Turek, To Bring Good News to All the Nations• Meanwhile, Lauren Turek’s interview with David Swartz, about evangelicalism, human rights, and U.S. foreign policy, gave me lots of ideas as I prepare to teach my Cold War history class again this fall.

• And perhaps I should have my spring 2021 World War II students read historian Adam Tooze’s piece on a peculiar quality of how the West remembers history’s bloodiest war, “as a moment of collective organization and mobilization—but with the violence taken out.”
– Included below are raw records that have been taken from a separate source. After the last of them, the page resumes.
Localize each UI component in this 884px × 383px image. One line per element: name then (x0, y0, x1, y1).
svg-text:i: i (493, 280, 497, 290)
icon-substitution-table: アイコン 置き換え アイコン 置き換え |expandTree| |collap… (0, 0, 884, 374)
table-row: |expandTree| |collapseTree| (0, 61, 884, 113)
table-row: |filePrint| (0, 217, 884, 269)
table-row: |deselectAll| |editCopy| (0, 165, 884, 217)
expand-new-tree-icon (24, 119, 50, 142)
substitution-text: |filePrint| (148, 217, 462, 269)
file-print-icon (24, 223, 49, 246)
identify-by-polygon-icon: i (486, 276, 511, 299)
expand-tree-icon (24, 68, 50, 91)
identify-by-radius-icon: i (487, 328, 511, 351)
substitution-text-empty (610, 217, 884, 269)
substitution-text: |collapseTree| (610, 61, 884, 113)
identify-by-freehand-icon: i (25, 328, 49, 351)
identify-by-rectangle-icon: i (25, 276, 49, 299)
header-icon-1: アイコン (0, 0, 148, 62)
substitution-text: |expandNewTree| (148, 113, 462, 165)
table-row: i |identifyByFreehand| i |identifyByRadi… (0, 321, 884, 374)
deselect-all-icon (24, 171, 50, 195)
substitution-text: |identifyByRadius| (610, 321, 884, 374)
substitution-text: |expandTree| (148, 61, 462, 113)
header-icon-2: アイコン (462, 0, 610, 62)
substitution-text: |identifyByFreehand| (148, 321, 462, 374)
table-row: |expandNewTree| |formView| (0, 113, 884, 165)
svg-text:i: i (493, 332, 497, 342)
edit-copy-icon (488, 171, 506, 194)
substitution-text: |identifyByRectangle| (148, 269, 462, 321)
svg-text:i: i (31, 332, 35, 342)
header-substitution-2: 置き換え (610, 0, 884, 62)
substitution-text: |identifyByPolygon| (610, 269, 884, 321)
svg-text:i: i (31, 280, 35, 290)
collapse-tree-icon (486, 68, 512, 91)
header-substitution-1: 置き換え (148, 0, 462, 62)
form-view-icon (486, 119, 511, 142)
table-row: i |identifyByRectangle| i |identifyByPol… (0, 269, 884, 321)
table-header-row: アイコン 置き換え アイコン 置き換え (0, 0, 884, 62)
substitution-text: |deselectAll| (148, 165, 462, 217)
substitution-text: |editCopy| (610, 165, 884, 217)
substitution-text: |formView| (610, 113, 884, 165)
• As a professor at a relatively small, private, religious university, I feel like I should preface any comments about teaching plans for 2020-21 with “We’ll see what happens…” And it’s not just Protestant colleges and universities that are nervous about the future.

• “What do Quaker values have to do” with an elite private preK-12 school “taking out a loan intended for struggling small businesses?”

• Ordinarily, this announcement from Calvin University would be big news in the Christian college world, where Calvin has become relatively unusual in its religious expectations for faculty.

• The Department of Education finally made official long-expected changes to Title IX regulations pertaining to on-campus sexual assault.

• As someone who’s repeatedly written about the value of the humanities in particular and the liberal arts in general, it’s absolutely true that “The idea that college faculty and their allies have somehow failed to ‘make the case’ for the value of their work is one of the hoariest clichés of higher ed commentary—our equivalent to the legendary ‘since the dawn of time’-style opening for undergraduate papers.”